The standard ‘schools’ of business leadership don’t cut it for Scale Ups: they lack the practical guidance and tools required to address the specific leadership challenges unique to Scale Ups.
Yesterday I shared the primary danger facing successful start-ups: getting stuck in No Man’s Land by failing to adapt the way you run the business as it scales. The good news is, when you know what to look out for, you can take the sneaky little left turn onto the Path to Scale and escape that depressing ‘Swamp of Stuckness’ which awaits every unwitting entrepreneur in No Man’s Land.
The Scaling Up knowledge vacuum
When your job is scaling businesses, as ours is, you’re confronted with the relative vacuum of practical guidance and tools on how to Scale Up a business.
Business schools have done well to school vast cohorts of big business managers. Management barely existed as a practice or vocation just 100 years ago. But in the 20th century, Peter Drucker, Jim Collins and others codified the art and science of big business leadership and business schools around the world have duly indoctrinated legions of corporate managers.
But they left start-ups founders and funders groping in the dark for principles of effective start-up Leadership.
Then Silicon Valley industrialised the process of starting a business over the last 40 years. The last 20 years have seen Business Schools gradually add these lessons to their repertoire.
But between these worlds of zero and hero has lurked a significant vacuum of ‘science’.
Between successfully starting up and becoming an established force to reckon with comes the arduous task of Scaling Up – building an informal, lean and mean venture into a world class organisation that wins at scale. Navigating ‘The Path to Scale’ has largely been a dark art, with few known and proven methods that consistently get results.
Of course the universal principles for building a great company (“Built to Last”) all apply to Scale Ups, just like the same things that make adults better people apply to teenagers too. But they don’t provide specific enough guidance on how to build an organisation that is “Built to Last”, from small. For example: what do you do when your start-up management team is out of their depth? When do you start hiring executive level leaders? When cash is limited, which roles do you upgrade first? How do you afford experienced leaders? How do you honour and retain a loyal start-up team that’s not ready to take their function to the next level? How do you avoid destroying culture through leadership changes?

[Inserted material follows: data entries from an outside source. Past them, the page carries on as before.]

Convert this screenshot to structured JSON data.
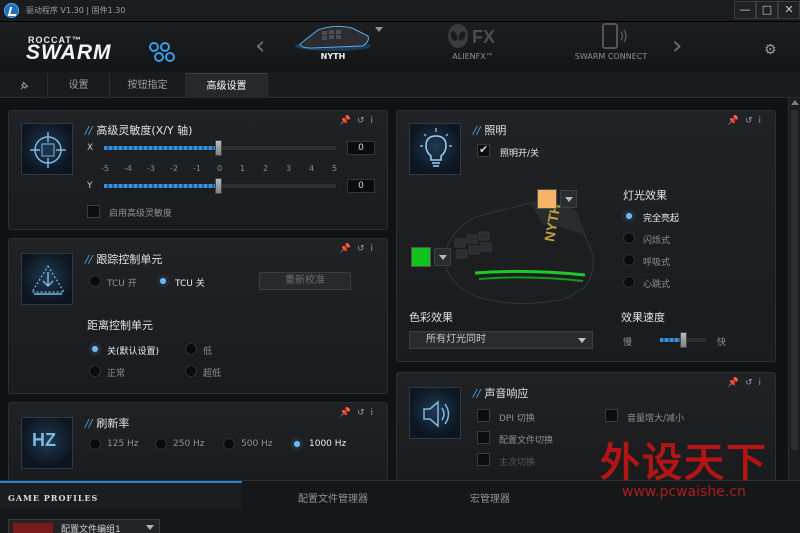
{
  "app": {
    "version_text": "驱动程序 V1.30 | 固件1.30",
    "window_buttons": {
      "minimize": "—",
      "maximize": "□",
      "close": "✕"
    }
  },
  "header": {
    "logo_top": "ROCCAT™",
    "logo_main": "SWARM",
    "devices": [
      {
        "label": "NYTH",
        "active": true
      },
      {
        "label": "ALIENFX™",
        "active": false
      },
      {
        "label": "SWARM CONNECT",
        "active": false
      }
    ],
    "nav_left": "‹",
    "nav_right": "›",
    "settings_icon": "gear-icon"
  },
  "tabs": [
    {
      "label": "设置",
      "active": false
    },
    {
      "label": "按钮指定",
      "active": false
    },
    {
      "label": "高级设置",
      "active": true
    }
  ],
  "panels": {
    "sensitivity": {
      "title": "高级灵敏度(X/Y 轴)",
      "x_label": "X",
      "y_label": "Y",
      "scale": [
        "-5",
        "-4",
        "-3",
        "-2",
        "-1",
        "0",
        "1",
        "2",
        "3",
        "4",
        "5"
      ],
      "x_value": "0",
      "y_value": "0",
      "enable_label": "启用高级灵敏度",
      "enable_checked": false
    },
    "tracking": {
      "title": "跟踪控制单元",
      "tcu_on": "TCU 开",
      "tcu_off": "TCU 关",
      "tcu_selected": "off",
      "recalibrate": "重新校准",
      "distance_title": "距离控制单元",
      "distance_options": [
        "关(默认设置)",
        "低",
        "正常",
        "超低"
      ],
      "distance_selected": 0
    },
    "polling": {
      "title": "刷新率",
      "icon_text": "HZ",
      "options": [
        "125 Hz",
        "250 Hz",
        "500 Hz",
        "1000 Hz"
      ],
      "selected": 3
    },
    "lighting": {
      "title": "照明",
      "toggle_label": "照明开/关",
      "toggle_checked": true,
      "effect_title": "灯光效果",
      "effects": [
        "完全亮起",
        "闪烁式",
        "呼吸式",
        "心跳式"
      ],
      "effect_selected": 0,
      "color_effect_title": "色彩效果",
      "color_effect_value": "所有灯光同时",
      "speed_title": "效果速度",
      "speed_slow": "慢",
      "speed_fast": "快",
      "speed_value_fraction": 0.5,
      "top_color": "#f5b36a",
      "side_color": "#14c21e"
    },
    "sound": {
      "title": "声音响应",
      "options": [
        "DPI 切换",
        "音量增大/减小",
        "配置文件切换",
        "主次切换"
      ]
    }
  },
  "bottom": {
    "game_profiles": "GAME PROFILES",
    "profile_manager": "配置文件管理器",
    "macro_manager": "宏管理器",
    "profile_name": "配置文件编组1"
  },
  "watermark": {
    "text": "外设天下",
    "url": "www.pcwaishe.cn"
  },
  "colors": {
    "accent": "#4aa3e6",
    "background": "#121314"
  }
}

To return to the adult / teenager analogy: world class traditional management literature may help you be a better adult, but it doesn’t help you survive being a teenager. Teenagers have countless hurdles to clear (like passing school, or getting a driver’s license) that adults have long forgotten. If you don’t clear them, adulthood will be awful. But classical leadership and management literature and schools fail to provide teenage businesses with practical guidance to clear the many specific, tough hurdles unique to teenage stage businesses.
This vacuum of science was a real problem for us. Scaling Up is both the hardest part of building great businesses (in our experience), and also our job! We had to close the gap. So we started watching, and studying.
Entrepreneur watchers
We spent the last few years watching what works. After all, we have front row seats. As venture funders, we’ve evaluated thousands of ventures over the years and we’ve invested and walked the road with many entrepreneurial teams. We’re also entrepreneurs who’ve been scaling our own business for 8 years. So we see the world of Scaling Up from many angles, including from the inside. So we’ve watched: what do the successful Scale Ups do that unsuccessful ones don’t?
Scale Up science emerging
We’ve also scoured the globe for the cutting edge of ‘canned know-how’ on Scaling Up. Slowly but surely, more is emerging. 10X CEO studied >14,000 VC funding rounds to discern the differences between companies that scale, and those that don’t. Stanford now has a 6-week executive programme focused on Scale Ups. All this is brand new in the world of leadership know-how (the last 5 years).
Our findings from ‘watching’ agree with what the global gurus are saying about what drives successful Scale Ups. There is a Science to Scaling Up (to add to the obvious art). It is observable. It is repeatable. And best of all, it is learnable.
That’s great news because it means you can exponentially increase your chances of success if you learn and apply The Science of Scaling Up.